Adapun Hukum Wadh’y terbagi menjadi tiga : Sebab, Syarat dan Halangan.
HUKUM TAKLIFY :
1/ Wajib ;
Wajib secara bahasa berarti jatuh atau roboh, sebagaimana firman Allah swt :
وَالْبُدْنَ جَعَلْنَاهَا لَكُم
 مِّن شَعَائِرِ اللَّهِ لَكُمْ فِيهَا خَيْرٌ فَاذْكُرُوا اسْمَ اللَّهِ 
عَلَيْهَا صَوَافَّ فَإِذَا وَجَبَتْ جُنُوبُهَا فَكُلُوا مِنْهَا 
وَأَطْعِمُوا الْقَانِعَ وَالْمُعْتَرَّ كَذَلِكَ سَخَّرْنَاهَا لَكُمْ 
لَعَلَّكُمْ تَشْكُرُونَ
“ Dan telah Kami jadikan untuk
 kamu unta-unta itu sebahagian dari syi’ar Allah, kamu memperoleh 
kebaikan yang banyak padanya, maka sebutlah olehmu nama Allah ketika 
kamu menyembelihnya dalam keadaan berdiri (dan telah terikat). Kemudian 
apabila telah roboh (mati), maka makanlah 
sebahagiannya dan beri 
makanlah orang yang rela dengan apa yang ada padanya (yang tidak 
meminta-minta) dan orang yang meminta. “ ( QS Al Hajj : 36 )
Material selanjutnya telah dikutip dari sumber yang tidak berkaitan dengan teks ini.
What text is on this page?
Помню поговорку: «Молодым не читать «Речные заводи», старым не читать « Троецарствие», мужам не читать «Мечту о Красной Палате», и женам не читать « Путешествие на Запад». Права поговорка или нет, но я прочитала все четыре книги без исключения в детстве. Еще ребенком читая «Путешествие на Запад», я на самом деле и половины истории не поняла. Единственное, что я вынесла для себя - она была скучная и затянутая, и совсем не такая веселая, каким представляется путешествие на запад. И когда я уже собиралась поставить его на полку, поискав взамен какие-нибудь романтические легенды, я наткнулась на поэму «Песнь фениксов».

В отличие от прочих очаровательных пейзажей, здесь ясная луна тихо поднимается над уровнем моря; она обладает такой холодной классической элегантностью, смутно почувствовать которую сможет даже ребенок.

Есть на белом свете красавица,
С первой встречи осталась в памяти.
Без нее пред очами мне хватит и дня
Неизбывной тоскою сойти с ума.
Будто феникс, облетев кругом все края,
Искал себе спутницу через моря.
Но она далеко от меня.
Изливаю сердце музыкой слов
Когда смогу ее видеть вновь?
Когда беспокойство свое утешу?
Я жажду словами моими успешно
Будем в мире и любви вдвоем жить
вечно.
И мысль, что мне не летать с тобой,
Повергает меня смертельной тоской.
Tata cara menyembelih unta yang benar 
menurut para ulama adalah dengan mengikat  tangan  kiri ( kaki kiri 
depan ) unta dan disembelih dari sebelah kanan, sehingga secara otomatis
 dia akan jatuh disebelah kiri atau dalam istilah Al Qur’an disebut ( 
wajabat junubuha )
Wajib juga berarti keharusan, sebagaimana sabda Rosulullah saw :
غسل الجــمعة واجـب
“ Mandi pada hari jum’at itu adalah suatu keharusan . “ ( HR Bukhari , no : 879 , Muslim, no : 1925 )
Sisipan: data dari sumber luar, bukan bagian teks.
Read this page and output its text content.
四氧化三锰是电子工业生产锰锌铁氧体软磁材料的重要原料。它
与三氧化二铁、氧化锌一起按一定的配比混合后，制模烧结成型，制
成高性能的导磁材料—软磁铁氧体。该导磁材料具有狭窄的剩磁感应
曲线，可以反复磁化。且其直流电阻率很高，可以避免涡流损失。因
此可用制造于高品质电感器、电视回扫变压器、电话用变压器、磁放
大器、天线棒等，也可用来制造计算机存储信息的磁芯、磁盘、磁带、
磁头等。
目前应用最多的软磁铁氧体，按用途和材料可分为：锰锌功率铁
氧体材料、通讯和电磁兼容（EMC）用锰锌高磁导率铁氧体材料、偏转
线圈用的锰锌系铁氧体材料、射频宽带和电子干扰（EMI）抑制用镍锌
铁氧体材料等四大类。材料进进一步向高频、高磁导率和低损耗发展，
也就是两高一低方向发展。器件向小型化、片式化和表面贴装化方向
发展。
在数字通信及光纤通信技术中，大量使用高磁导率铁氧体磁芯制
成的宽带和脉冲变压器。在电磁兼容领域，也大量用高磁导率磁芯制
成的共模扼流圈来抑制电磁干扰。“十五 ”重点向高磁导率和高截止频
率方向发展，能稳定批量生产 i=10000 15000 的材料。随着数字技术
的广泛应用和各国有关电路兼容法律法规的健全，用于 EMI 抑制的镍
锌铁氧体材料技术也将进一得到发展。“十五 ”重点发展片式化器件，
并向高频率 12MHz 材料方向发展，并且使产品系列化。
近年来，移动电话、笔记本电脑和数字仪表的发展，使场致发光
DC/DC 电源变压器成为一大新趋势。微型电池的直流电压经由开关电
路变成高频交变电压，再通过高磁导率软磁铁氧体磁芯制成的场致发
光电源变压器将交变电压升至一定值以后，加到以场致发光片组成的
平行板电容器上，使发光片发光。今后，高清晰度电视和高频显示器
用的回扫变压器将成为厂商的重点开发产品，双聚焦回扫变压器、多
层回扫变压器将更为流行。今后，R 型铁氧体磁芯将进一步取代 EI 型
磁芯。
Adapun pengertian “ Wajib “ 
secara syar’I adalah : Sesuatu yang diperintahkan oleh syara’ secara 
tegas. “  Atau : “ Sesuatu yang apabila dikerjakan   akan mendapatkan 
pahala, dan jika ditinggalkan akan  mendapatkan sangsi, contohnya adalah
 firman Allah swt :
يَا أَيُّهَا الَّذِينَ آمَنُواْ كُتِبَ عَلَيْكُمُ الصِّيَامُ كَمَا كُتِبَ عَلَى الَّذِينَ مِن قَبْلِكُمْ لَعَلَّكُمْ تَتَّقُونَ
“Hai orang-orang yang beriman,
 diwajibkan atas kamu berpuasa sebagaimana diwajibkan atas orang-orang 
sebelum kamu agar kamu bertakwa “ ( QS Al Baqarah : 183 )
Mayoritas ulama memandang 
bahwa  pengertian “ wajib “ sama dengan pengertian “ fardhu “. Sedang 
menurut ulama Madzhab Hanafi  “ Wajib “ adalah sesuatu yang diketahui 
dengan praduga.
Sedang Fardhu secara bahasa adalah  ketentuan, sebagaimana firman Allah swt :
فَنِصْفُ مَا فَرَضْتُمْ
“  Bayarlah seperdua dari mahar yang telah kamu tentukan itu. “ ( QS Al Baqarah : 237 )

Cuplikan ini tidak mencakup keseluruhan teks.